Good on them! Good work.
Things that still confuse me....
A grad student desperate to go to Arkansas to find IWBOs, picks a spot on the map in Florida and finds IBWO within an hour. I know it's Florida, but we aren't actually in f***ing Disneyland are we?
Bad science. It's fine for birding to be bad science - we do that all the time... but it's not fine for science to be bad science. That was my gripe with Fitzpatrick et al. and it still is. Soooo... the most likely explanation for the double knocks is a large woodpecker, and the kent calls, though heavily degraded and difficult to work with are most like IBWO. So why not do a control... few hundred hours of audio analysis in a wet North American wood out of IBWO range, but still full of hunters, canoes, Blue Jays, nuthatches, baby pigeons, and show that the 'kents' and double knocks don't occur. Do Pileateds knock harder when the bark is tight on the tree?

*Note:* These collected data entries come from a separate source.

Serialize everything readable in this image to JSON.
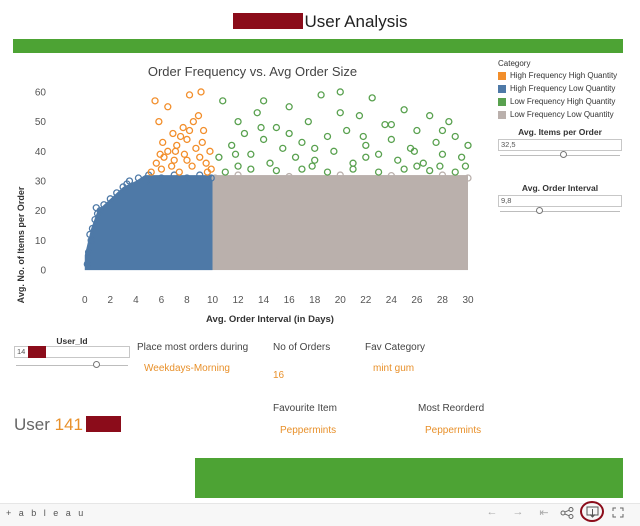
{
  "dashboard": {
    "title_suffix": "User Analysis"
  },
  "colors": {
    "high_freq_high_qty": "#f28e2b",
    "high_freq_low_qty": "#4e79a7",
    "low_freq_high_qty": "#59a14f",
    "low_freq_low_qty": "#bab0ac",
    "accent_green": "#4da334",
    "value_orange": "#e8902a",
    "redaction": "#8b0c1a"
  },
  "legend": {
    "title": "Category",
    "items": [
      {
        "label": "High Frequency High Quantity",
        "color": "#f28e2b"
      },
      {
        "label": "High Frequency Low Quantity",
        "color": "#4e79a7"
      },
      {
        "label": "Low Frequency High Quantity",
        "color": "#59a14f"
      },
      {
        "label": "Low Frequency Low Quantity",
        "color": "#bab0ac"
      }
    ]
  },
  "filters": {
    "avg_items": {
      "label": "Avg. Items per Order",
      "value": "32,5",
      "level": 0.53
    },
    "avg_interval": {
      "label": "Avg. Order Interval",
      "value": "9,8",
      "level": 0.33
    },
    "user_id": {
      "label": "User_Id",
      "value": "14",
      "level": 0.72
    }
  },
  "summary": {
    "place_label": "Place most orders during",
    "place_value": "Weekdays-Morning",
    "orders_label": "No of Orders",
    "orders_value": "16",
    "fav_category_label": "Fav Category",
    "fav_category_value": "mint gum",
    "fav_item_label": "Favourite Item",
    "fav_item_value": "Peppermints",
    "most_reordered_label": "Most Reorderd",
    "most_reordered_value": "Peppermints",
    "user_prefix": "User",
    "user_number": "141"
  },
  "toolbar": {
    "logo_text": "+ a b l e a u",
    "icons": [
      "undo-icon",
      "redo-icon",
      "revert-icon",
      "share-icon",
      "download-icon",
      "fullscreen-icon"
    ]
  },
  "chart_data": {
    "type": "scatter",
    "title": "Order Frequency vs. Avg Order Size",
    "xlabel": "Avg. Order Interval (in Days)",
    "ylabel": "Avg. No. of Items per Order",
    "xlim": [
      -1,
      30
    ],
    "ylim": [
      -2,
      62
    ],
    "x_ticks": [
      0,
      2,
      4,
      6,
      8,
      10,
      12,
      14,
      16,
      18,
      20,
      22,
      24,
      26,
      28,
      30
    ],
    "y_ticks": [
      0,
      10,
      20,
      30,
      40,
      50,
      60
    ],
    "grid": false,
    "legend_position": "right",
    "series": [
      {
        "name": "Low Frequency Low Quantity",
        "color": "#bab0ac",
        "x_range": [
          10,
          30
        ],
        "y_range": [
          0,
          32
        ],
        "filled_region": true,
        "points": [
          [
            10.2,
            31
          ],
          [
            12,
            32
          ],
          [
            16,
            31.5
          ],
          [
            20,
            32
          ],
          [
            24,
            31.8
          ],
          [
            28,
            32
          ],
          [
            30,
            31
          ],
          [
            15,
            5
          ],
          [
            25,
            2
          ]
        ]
      },
      {
        "name": "High Frequency Low Quantity",
        "color": "#4e79a7",
        "x_range": [
          0,
          10
        ],
        "y_range": [
          0,
          32
        ],
        "filled_region": true,
        "points": [
          [
            0.2,
            2
          ],
          [
            0.3,
            6
          ],
          [
            0.5,
            10
          ],
          [
            0.6,
            14
          ],
          [
            0.8,
            17
          ],
          [
            1.0,
            19
          ],
          [
            0.9,
            21
          ],
          [
            1.5,
            22
          ],
          [
            2,
            24
          ],
          [
            2.5,
            26
          ],
          [
            3,
            28
          ],
          [
            3.3,
            29
          ],
          [
            3.5,
            30
          ],
          [
            4.2,
            31
          ],
          [
            4.8,
            30
          ],
          [
            5,
            32
          ],
          [
            6,
            31
          ],
          [
            7,
            32
          ],
          [
            8,
            31
          ],
          [
            9,
            32
          ],
          [
            9.9,
            31
          ],
          [
            1.2,
            20
          ],
          [
            0.4,
            12
          ]
        ]
      },
      {
        "name": "High Frequency High Quantity",
        "color": "#f28e2b",
        "points": [
          [
            5.2,
            33
          ],
          [
            5.6,
            36
          ],
          [
            6,
            34
          ],
          [
            6.2,
            38
          ],
          [
            6.5,
            40
          ],
          [
            6.8,
            35
          ],
          [
            7,
            37
          ],
          [
            7.2,
            42
          ],
          [
            7.5,
            45
          ],
          [
            7.8,
            39
          ],
          [
            8,
            44
          ],
          [
            8.2,
            47
          ],
          [
            8.5,
            50
          ],
          [
            8.7,
            41
          ],
          [
            9,
            38
          ],
          [
            9.2,
            43
          ],
          [
            9.5,
            36
          ],
          [
            9.8,
            40
          ],
          [
            9.9,
            34
          ],
          [
            5.8,
            50
          ],
          [
            5.5,
            57
          ],
          [
            6.5,
            55
          ],
          [
            8.2,
            59
          ],
          [
            9.1,
            60
          ],
          [
            7.7,
            48
          ],
          [
            6.9,
            46
          ],
          [
            8.9,
            52
          ],
          [
            7.4,
            33
          ],
          [
            8.4,
            35
          ],
          [
            9.6,
            33
          ],
          [
            6.1,
            43
          ],
          [
            5.9,
            39
          ],
          [
            8.0,
            37
          ],
          [
            9.3,
            47
          ],
          [
            7.1,
            40
          ]
        ]
      },
      {
        "name": "Low Frequency High Quantity",
        "color": "#59a14f",
        "points": [
          [
            10.5,
            38
          ],
          [
            10.8,
            57
          ],
          [
            11.5,
            42
          ],
          [
            12,
            35
          ],
          [
            12.5,
            46
          ],
          [
            13,
            39
          ],
          [
            13.5,
            53
          ],
          [
            14,
            44
          ],
          [
            14.5,
            36
          ],
          [
            15,
            48
          ],
          [
            15.5,
            41
          ],
          [
            16,
            55
          ],
          [
            16.5,
            38
          ],
          [
            17,
            43
          ],
          [
            17.5,
            50
          ],
          [
            18,
            37
          ],
          [
            18.5,
            59
          ],
          [
            19,
            45
          ],
          [
            19.5,
            40
          ],
          [
            20,
            60
          ],
          [
            20.5,
            47
          ],
          [
            21,
            36
          ],
          [
            21.5,
            52
          ],
          [
            22,
            42
          ],
          [
            22.5,
            58
          ],
          [
            23,
            39
          ],
          [
            23.5,
            49
          ],
          [
            24,
            44
          ],
          [
            24.5,
            37
          ],
          [
            25,
            54
          ],
          [
            25.5,
            41
          ],
          [
            26,
            47
          ],
          [
            26.5,
            36
          ],
          [
            27,
            52
          ],
          [
            27.5,
            43
          ],
          [
            28,
            39
          ],
          [
            28.5,
            50
          ],
          [
            29,
            45
          ],
          [
            29.5,
            38
          ],
          [
            30,
            42
          ],
          [
            11,
            33
          ],
          [
            13,
            34
          ],
          [
            15,
            33.5
          ],
          [
            17,
            34
          ],
          [
            19,
            33
          ],
          [
            21,
            34
          ],
          [
            23,
            33
          ],
          [
            25,
            34
          ],
          [
            27,
            33.5
          ],
          [
            29,
            33
          ],
          [
            12,
            50
          ],
          [
            16,
            46
          ],
          [
            20,
            53
          ],
          [
            24,
            49
          ],
          [
            28,
            47
          ],
          [
            18,
            41
          ],
          [
            22,
            38
          ],
          [
            26,
            35
          ],
          [
            14,
            57
          ],
          [
            29.8,
            35
          ],
          [
            11.8,
            39
          ],
          [
            13.8,
            48
          ],
          [
            17.8,
            35
          ],
          [
            21.8,
            45
          ],
          [
            25.8,
            40
          ],
          [
            27.8,
            35
          ]
        ]
      }
    ]
  }
}
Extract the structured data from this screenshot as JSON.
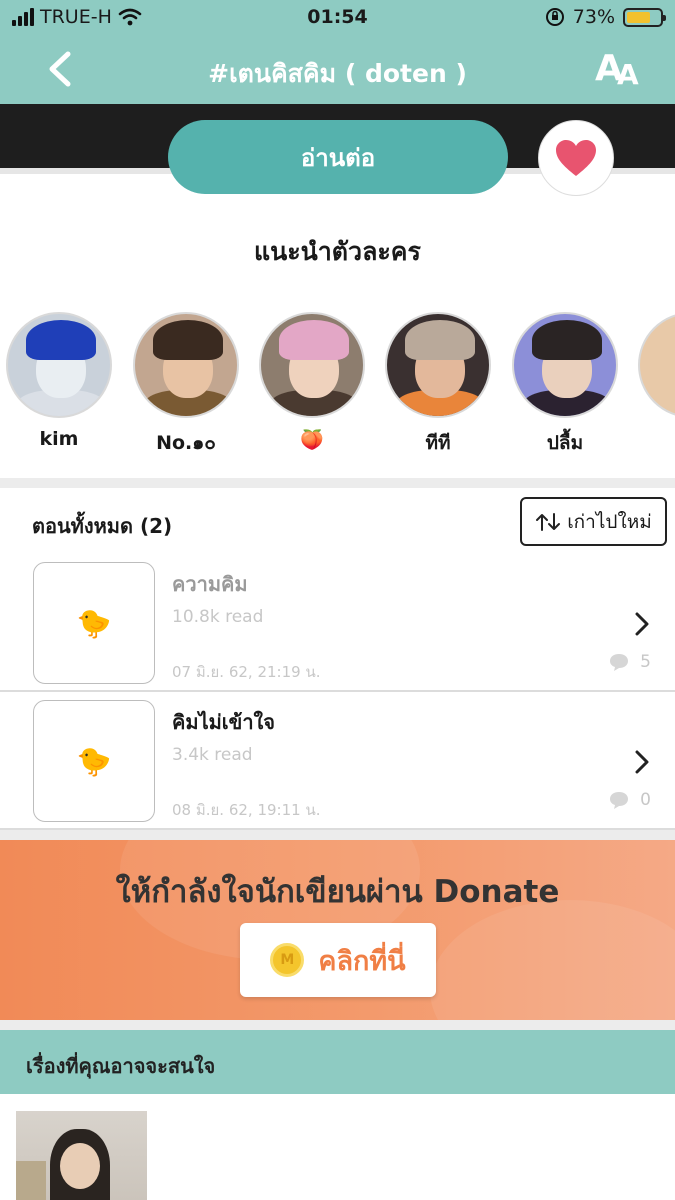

So many holes, so little getting up to them and rummaging about in the litter at the bottom.
Why are they so often identified after being seen badly, flying away at speed? We saw after Arkansas that THIS is the angle where you can mistake Pileateds for Ivory-billed.
Don't you guys even carry binoculars?!!! :-) Or a camera. My granny could have done better!!! :-)
Anyway, I guess it's moot. If these IBWOs are real there will be a photo this winter.
I still think my truth was funnier. Actually, Ii think it's pretty ironic that although we are now virtually certain that the Arkansas video was spurious... the whole episode has kicked off the research programme that might tell us the true status of Ivory-bills in N America. Maybe not classically ironic, before someone jumps on me, but I don't know a better word.